Oct. 20, 1997

Story by Dann Hayes, (785) 864-8855


LAWRENCE -- A state-of-the-art lecture hall in newly rebuilt Budig Hall at the University of Kansas will be named after a longtime KU chemistry professor.

A plaque and brief testimonial will be placed next to the central lecture hall in Budig Hall to honor Clark Eugene Bricker, KU chemistry professor from 1963 until his retirement in 1983. Bricker died June 14, 1994.

"He was probably the most famous teacher of general chemistry at this institution," said Ralph Adams, professor emeritus of chemistry. "He was a tough apple with his students, never giving an inch on the sciences he was teaching. But his students loved him. Bricker was an exceptional instructor, and his students knew it."

While earning his doctorate at Princeton University, Princeton, N.J., Bricker worked for two years with the Manhattan Project, which produced the first atomic bombs, before he received his Ph.D. in 1944. He earned an undergraduate degree in 1939 from Gettysburg College, Gettysburg, Pa., and a master of science degree in 1940 from Haverford College, Haverford, Pa.

In 1946 he was appointed an assistant professor of chemistry at Johns Hopkins University, Baltimore.
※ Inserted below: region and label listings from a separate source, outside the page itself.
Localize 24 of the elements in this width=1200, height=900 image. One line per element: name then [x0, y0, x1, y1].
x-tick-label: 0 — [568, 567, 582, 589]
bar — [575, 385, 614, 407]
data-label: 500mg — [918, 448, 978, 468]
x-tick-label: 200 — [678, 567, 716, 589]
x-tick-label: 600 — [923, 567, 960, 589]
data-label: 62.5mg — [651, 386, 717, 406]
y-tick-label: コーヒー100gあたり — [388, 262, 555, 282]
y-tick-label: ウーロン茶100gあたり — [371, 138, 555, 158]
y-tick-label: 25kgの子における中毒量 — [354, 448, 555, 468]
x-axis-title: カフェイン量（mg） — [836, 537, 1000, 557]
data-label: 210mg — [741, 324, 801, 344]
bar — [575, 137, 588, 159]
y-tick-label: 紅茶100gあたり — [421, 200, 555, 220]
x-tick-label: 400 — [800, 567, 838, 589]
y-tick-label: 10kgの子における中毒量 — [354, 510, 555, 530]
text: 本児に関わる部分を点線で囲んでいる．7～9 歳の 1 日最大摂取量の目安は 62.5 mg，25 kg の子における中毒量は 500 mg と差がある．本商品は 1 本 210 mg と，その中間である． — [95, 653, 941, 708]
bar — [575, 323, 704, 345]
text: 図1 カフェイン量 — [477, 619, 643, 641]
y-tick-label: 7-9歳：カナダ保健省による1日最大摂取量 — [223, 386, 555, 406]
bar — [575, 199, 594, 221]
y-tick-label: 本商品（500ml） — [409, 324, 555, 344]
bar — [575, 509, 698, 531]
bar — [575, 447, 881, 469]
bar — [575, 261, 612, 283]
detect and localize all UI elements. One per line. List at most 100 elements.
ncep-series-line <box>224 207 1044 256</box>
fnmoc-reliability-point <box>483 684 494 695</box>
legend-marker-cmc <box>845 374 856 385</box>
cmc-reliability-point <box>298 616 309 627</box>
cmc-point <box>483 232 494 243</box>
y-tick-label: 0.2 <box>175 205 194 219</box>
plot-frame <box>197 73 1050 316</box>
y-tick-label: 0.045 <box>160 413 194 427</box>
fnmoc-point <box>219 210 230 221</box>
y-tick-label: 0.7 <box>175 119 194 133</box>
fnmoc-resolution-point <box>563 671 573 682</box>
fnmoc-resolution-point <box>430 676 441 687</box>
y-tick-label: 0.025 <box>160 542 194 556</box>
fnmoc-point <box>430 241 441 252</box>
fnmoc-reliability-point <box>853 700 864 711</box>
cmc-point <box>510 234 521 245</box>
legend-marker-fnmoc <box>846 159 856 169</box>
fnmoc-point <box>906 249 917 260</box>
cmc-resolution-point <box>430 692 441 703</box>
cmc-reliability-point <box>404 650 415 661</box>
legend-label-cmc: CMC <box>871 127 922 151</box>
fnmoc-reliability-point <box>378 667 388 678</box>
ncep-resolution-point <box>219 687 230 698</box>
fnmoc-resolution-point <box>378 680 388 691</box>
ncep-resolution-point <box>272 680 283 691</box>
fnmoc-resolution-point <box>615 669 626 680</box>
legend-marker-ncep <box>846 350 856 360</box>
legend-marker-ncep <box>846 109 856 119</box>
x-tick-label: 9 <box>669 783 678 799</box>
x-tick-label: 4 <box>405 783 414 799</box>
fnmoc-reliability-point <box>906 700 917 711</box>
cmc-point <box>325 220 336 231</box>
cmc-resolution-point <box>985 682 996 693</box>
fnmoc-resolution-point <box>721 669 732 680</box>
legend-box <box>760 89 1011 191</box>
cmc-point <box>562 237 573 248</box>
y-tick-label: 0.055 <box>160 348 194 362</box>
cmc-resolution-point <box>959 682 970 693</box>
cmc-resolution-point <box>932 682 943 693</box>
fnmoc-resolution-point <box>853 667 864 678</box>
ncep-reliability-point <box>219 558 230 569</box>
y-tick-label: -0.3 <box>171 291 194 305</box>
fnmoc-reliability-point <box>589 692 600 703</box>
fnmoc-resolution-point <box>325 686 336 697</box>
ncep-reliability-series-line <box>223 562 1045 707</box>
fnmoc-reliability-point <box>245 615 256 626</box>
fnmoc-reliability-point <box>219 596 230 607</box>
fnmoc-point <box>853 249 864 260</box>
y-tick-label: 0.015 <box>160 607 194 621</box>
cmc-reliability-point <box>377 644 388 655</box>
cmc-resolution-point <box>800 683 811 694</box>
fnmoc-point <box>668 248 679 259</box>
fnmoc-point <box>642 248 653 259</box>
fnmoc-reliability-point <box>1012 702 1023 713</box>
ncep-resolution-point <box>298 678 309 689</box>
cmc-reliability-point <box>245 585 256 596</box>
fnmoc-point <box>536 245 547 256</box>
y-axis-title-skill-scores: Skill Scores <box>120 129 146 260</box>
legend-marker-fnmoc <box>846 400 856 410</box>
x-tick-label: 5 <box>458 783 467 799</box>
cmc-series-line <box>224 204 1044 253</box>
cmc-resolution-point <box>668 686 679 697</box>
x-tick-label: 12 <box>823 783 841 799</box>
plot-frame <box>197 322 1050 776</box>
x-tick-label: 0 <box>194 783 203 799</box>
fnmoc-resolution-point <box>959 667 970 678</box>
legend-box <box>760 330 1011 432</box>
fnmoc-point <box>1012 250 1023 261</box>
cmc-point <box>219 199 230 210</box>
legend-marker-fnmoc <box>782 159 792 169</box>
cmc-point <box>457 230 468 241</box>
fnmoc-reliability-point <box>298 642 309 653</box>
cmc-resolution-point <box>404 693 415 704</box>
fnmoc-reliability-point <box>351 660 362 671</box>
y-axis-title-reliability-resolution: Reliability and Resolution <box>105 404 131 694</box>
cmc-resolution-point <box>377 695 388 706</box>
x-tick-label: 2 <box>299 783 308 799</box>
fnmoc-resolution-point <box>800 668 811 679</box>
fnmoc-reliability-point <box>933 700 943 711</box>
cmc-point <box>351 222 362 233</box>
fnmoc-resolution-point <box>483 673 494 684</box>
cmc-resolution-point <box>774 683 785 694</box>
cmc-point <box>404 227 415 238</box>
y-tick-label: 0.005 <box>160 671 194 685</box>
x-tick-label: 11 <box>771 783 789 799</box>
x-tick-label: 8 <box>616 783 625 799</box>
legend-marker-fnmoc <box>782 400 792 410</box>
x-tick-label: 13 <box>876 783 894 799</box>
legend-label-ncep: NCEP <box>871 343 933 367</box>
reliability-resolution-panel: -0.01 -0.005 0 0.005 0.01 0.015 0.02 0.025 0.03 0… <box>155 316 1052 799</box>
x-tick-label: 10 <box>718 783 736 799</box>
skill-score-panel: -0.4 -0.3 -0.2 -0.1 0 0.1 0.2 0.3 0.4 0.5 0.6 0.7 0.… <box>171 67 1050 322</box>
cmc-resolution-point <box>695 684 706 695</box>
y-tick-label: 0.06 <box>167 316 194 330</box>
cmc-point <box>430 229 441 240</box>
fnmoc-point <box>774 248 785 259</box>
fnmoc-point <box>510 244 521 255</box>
Bricker returned to Princeton in 1948 as an assistant professor of chemistry, was named an associate professor in 1951 and became a full professor in 1960. In 1961 he was named dean of the college and professor of chemistry at the College of Wooster, Wooster, Ohio.

Bricker was named professor of chemistry and director of freshman chemistry at KU in June 1963. He received the HOPE Award -- Honor to the Outstanding Progressive Educator -- from the senior class four times, in 1966, 1969, 1979 and 1983.

Other awards and honors bestowed on Bricker include the Standard Oil Foundation Award for excellence in teaching in 1967, the College Chemistry Teachers Award in 1968 and the 1975 Visiting Scientist Teaching Award from the Western Connecticut Section of the American Chemical Society.

In 1980, Bricker became the first recipient of the Ray Nichols Outstanding Teaching Award, given by the Alpha Xi Chapter of Sigma Chi, and was honored by his alma mater, Gettysburg College, as its first Musselman science lecturer. In 1982 he received the first KU Endowment Association teaching professorship.